Plants cespitose or stoloniferous. Culms to 100 cm, often decumbent
or stoloniferous, freely branching; nodes bearded. Leaves mostly
basal, green, sometimes glaucous; sheaths glabrous, keeled; ligules
0.7-1.5 mm; blades 3-15 cm long, 3-4 mm wide, flat, margins and ligule
regions hairy. Panicles 3-5 cm, fan-shaped, often purplish; rachises
0.2-2 cm, with 3-8 branches; branches 3-4.5 cm, longer than the rachises,
usually with 1 rame; rame internodes with villous margins, with 1-3 mm
hairs. Sessile spikelets 3-4 mm, lanceolate; callus hairs about
1 mm; lower glumes sparsely hirtellous, with a prominent dorsal pit near
the middle; awns 10-17 mm; anthers 1-1.8 mm, yellow.
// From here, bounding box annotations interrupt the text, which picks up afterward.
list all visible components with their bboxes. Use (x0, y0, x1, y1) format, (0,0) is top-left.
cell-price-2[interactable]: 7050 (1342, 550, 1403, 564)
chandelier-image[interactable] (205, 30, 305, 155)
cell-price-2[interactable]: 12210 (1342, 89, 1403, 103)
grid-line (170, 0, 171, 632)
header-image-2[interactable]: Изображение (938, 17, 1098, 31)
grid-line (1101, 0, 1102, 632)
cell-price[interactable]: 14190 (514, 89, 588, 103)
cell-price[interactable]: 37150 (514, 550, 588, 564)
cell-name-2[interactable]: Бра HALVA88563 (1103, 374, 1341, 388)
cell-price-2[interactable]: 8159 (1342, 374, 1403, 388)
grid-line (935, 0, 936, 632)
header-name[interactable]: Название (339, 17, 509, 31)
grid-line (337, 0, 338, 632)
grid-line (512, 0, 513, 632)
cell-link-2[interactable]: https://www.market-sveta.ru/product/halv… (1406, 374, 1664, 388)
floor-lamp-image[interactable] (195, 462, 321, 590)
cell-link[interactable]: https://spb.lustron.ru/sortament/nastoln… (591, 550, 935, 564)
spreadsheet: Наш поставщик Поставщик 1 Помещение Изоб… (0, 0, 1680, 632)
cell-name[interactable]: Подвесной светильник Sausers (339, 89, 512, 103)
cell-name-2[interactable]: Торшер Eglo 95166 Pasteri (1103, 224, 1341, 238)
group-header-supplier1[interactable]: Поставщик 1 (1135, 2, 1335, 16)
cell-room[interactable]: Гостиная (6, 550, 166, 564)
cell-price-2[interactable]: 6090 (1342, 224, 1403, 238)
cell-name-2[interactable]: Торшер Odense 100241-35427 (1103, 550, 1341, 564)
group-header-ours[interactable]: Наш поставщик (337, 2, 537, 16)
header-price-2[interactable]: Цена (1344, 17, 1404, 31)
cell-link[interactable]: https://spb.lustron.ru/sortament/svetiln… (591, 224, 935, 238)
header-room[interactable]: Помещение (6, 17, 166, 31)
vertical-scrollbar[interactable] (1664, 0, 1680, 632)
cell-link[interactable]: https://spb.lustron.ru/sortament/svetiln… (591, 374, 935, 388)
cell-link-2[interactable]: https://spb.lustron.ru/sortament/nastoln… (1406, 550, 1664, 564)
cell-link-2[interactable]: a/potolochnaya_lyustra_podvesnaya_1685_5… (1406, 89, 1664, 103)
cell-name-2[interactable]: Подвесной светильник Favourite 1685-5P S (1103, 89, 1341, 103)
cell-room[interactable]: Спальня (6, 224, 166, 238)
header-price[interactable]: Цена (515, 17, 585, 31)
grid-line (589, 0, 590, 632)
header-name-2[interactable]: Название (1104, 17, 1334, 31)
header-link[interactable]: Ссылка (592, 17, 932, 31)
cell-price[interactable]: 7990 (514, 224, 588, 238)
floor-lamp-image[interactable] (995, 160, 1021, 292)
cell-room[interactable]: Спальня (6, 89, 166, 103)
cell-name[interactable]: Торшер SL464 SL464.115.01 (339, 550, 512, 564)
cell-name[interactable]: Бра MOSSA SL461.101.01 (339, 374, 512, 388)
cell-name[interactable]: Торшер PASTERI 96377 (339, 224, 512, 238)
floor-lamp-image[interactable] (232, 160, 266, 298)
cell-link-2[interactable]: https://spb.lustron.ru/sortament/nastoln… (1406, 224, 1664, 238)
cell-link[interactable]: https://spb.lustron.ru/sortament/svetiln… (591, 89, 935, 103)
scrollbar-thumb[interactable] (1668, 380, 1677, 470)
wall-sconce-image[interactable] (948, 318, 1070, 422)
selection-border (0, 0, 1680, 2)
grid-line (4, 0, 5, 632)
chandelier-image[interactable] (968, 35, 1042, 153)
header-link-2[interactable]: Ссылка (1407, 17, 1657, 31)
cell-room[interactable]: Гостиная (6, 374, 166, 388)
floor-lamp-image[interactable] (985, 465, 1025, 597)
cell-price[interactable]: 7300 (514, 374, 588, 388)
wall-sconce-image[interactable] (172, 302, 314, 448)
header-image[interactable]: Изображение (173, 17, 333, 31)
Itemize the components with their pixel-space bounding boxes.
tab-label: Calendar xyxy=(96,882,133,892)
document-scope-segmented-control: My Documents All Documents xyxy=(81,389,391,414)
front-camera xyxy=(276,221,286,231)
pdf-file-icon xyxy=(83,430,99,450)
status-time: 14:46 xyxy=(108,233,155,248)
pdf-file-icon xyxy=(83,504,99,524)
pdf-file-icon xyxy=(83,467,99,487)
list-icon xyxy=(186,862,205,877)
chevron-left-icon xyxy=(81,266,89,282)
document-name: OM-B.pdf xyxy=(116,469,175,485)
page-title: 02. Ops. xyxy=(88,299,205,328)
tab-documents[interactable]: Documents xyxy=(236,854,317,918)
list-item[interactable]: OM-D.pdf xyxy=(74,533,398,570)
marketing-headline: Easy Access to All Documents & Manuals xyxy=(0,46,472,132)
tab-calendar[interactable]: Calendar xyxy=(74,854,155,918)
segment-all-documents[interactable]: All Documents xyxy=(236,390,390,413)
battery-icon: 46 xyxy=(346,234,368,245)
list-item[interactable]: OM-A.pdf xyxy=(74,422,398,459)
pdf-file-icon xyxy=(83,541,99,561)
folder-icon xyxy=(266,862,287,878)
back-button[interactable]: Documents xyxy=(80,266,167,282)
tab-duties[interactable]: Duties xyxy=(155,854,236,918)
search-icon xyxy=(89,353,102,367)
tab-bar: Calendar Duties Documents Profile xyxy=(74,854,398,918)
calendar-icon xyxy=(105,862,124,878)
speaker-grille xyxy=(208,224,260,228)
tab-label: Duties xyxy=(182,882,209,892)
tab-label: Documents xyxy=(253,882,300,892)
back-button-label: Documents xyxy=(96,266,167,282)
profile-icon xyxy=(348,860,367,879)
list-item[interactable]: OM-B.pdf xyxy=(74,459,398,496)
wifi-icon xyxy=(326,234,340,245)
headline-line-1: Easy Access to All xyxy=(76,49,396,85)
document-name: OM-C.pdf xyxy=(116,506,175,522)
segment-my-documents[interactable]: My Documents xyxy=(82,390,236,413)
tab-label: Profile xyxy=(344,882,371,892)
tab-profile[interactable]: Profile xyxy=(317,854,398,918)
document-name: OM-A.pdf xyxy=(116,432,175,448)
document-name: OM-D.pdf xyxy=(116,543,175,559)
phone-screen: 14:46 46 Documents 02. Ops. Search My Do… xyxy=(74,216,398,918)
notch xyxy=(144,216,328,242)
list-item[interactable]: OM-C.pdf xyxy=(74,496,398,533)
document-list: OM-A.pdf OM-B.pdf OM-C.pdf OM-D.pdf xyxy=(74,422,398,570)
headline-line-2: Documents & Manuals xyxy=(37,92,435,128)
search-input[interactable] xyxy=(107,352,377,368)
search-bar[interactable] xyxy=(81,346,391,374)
Pedicellate
spikelets the same size as the sessile spikelets, sterile, pitted or not,
occasionally with 2 pits. 2n = 40, 60.
Bothriochloa pertusa is native to the Eastern Hemisphere, and was introduced
to the southern United States as a warm-season pasture grass. It now grows in
disturbed, moist, grassy places and pastures in the region, at elevations of
2-200 m. It has not persisted at all locations shown on the map.